Nor was it long before the prevailing mode of the times reached England. For Theobald, a Norman abbot, being elected to the ſee of Canterbury[5], and extremely addicted to this new ſtudy, brought over with him in his retinue many learned proficients therein; and among the reſt Roger ſirnamed Vacarius, whom he placed in the univerſity of Oxford[6], to teach it to the people of this country.

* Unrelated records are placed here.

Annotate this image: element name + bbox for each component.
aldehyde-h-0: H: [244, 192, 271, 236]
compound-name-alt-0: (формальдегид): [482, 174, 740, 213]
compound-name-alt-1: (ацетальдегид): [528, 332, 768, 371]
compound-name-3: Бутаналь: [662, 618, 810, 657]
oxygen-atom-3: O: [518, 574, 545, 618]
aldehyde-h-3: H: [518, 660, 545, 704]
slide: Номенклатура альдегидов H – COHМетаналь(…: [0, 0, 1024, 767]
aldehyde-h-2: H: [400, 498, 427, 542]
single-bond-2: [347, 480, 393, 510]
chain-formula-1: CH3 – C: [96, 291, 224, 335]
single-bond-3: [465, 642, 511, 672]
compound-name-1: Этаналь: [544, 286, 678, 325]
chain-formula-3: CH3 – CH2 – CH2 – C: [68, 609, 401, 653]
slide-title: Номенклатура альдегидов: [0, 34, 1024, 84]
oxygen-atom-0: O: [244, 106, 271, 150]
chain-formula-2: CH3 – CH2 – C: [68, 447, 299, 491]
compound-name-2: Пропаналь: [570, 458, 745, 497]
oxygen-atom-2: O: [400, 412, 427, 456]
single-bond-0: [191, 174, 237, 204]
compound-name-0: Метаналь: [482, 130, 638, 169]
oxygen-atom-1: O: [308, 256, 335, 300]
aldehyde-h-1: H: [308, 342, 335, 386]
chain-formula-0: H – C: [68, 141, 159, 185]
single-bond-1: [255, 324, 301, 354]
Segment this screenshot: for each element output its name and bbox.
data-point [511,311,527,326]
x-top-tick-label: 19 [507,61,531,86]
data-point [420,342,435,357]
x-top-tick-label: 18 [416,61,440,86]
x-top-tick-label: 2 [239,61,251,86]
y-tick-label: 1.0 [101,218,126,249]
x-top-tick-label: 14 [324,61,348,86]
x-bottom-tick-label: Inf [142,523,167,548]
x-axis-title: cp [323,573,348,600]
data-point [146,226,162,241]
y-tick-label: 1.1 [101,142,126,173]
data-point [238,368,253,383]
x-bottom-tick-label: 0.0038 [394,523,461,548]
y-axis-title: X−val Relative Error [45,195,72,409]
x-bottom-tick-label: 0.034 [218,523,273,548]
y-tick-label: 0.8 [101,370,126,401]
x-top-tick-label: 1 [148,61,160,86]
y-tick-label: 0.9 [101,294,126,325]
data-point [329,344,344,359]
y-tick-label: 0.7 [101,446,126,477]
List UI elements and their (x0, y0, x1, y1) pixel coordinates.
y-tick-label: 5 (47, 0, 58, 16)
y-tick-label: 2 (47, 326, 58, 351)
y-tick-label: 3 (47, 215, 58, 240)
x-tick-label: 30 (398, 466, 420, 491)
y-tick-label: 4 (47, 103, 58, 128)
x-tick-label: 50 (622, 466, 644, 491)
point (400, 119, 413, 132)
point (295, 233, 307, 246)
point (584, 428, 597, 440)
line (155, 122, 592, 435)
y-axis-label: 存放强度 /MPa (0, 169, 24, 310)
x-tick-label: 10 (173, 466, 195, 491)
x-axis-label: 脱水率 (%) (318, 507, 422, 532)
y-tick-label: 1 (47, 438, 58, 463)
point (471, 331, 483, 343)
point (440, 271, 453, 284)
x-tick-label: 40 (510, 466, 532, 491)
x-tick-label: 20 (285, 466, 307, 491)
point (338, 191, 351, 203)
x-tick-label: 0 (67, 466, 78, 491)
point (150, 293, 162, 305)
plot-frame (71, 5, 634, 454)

But it did not meet with the ſame eaſy reception in England, where a mild and rational ſyſtem of laws had been long eſtabliſhed, as it did upon the continent; and, though the monkiſh clergy (devoted to the will of a foreign primate) received it with eagerneſs and zeal, yet the laity who were more intereſted to preſerve the old conſtitution, and had already ſeverely felt the effect of many Norman innovations, continued wedded to the uſe of the common law. King Stephen imme-

  1. LL. Wiſigoth. 2. 1. 9.
  2. Capitular. Hludov. Pii. 4. 102.
  3. Selden in Fletam. 5. 5.
  4. Domat’s treatiſe of law. c. 13. §. 9. Epiſtol. Innocent IV. in M. Paris. ad A. D. 1254.
  5. A. D. 1138.
  6. Gervaſ. Dorobern. Act. Pontif. Cantuar. col. 1665.